The job I have right now makes me have a strange feeling today!
During 2008, they have around 150 customers and some of them are new customers. I spent about 6 days to establish a customer list, re-arrange their files, send the surveillance about our peformance, and pack the notebook to send to every customer. I work over hours every single day, from 8:30am till 7 something in the evening. And we only have one hour break in the noon, but usually we only take about 30 min break.
Now, more and more works come to me, mostly because they don't have a good system to organize everything. Not only I have study every case carefully from the beginning, I also have to try to understand every customer's requirement. And what's worse is that I also need to take care of new customers. In average, there are two~three new enquiries each day.

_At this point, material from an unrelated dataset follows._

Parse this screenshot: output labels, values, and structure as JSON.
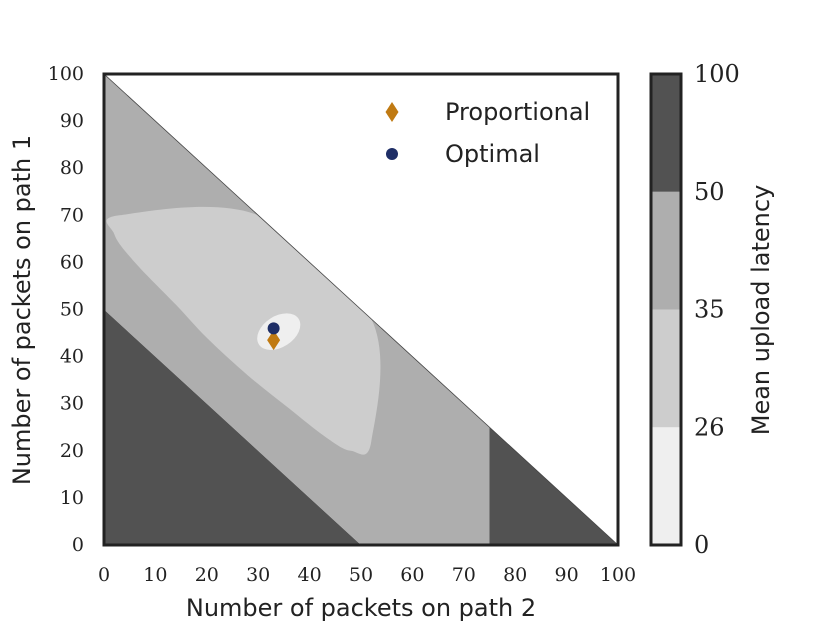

Perhaps, because Chinese New Year is coming this week, and the person who used to work in my position is leaving the company this weekend, I feel a lot more preasure now. And the new employee just did not show up yet to cover some cases for me. At the same time, I need to digest all the information in a very short time. And I feel like my brain is kinda overloaded!
Today, I have about 10 e-mails needed me to reply, and I got another 5 e-mails from the other girl. I spent some time to study them and tried to reply them in short time. On the other hand, I got a complicated case need to read it over, and be prepare to arrange the samples. All the sudden, I got this feeling for the very first time that "I cannot take it any more", and I want so bad to ask for help. It is a weird feeling because since I started to work, I never really have this kinda feeling!
All I can comfort myself now is that after 3 days, I will have 9 days vacation. And then, I will go back to solve my problem!!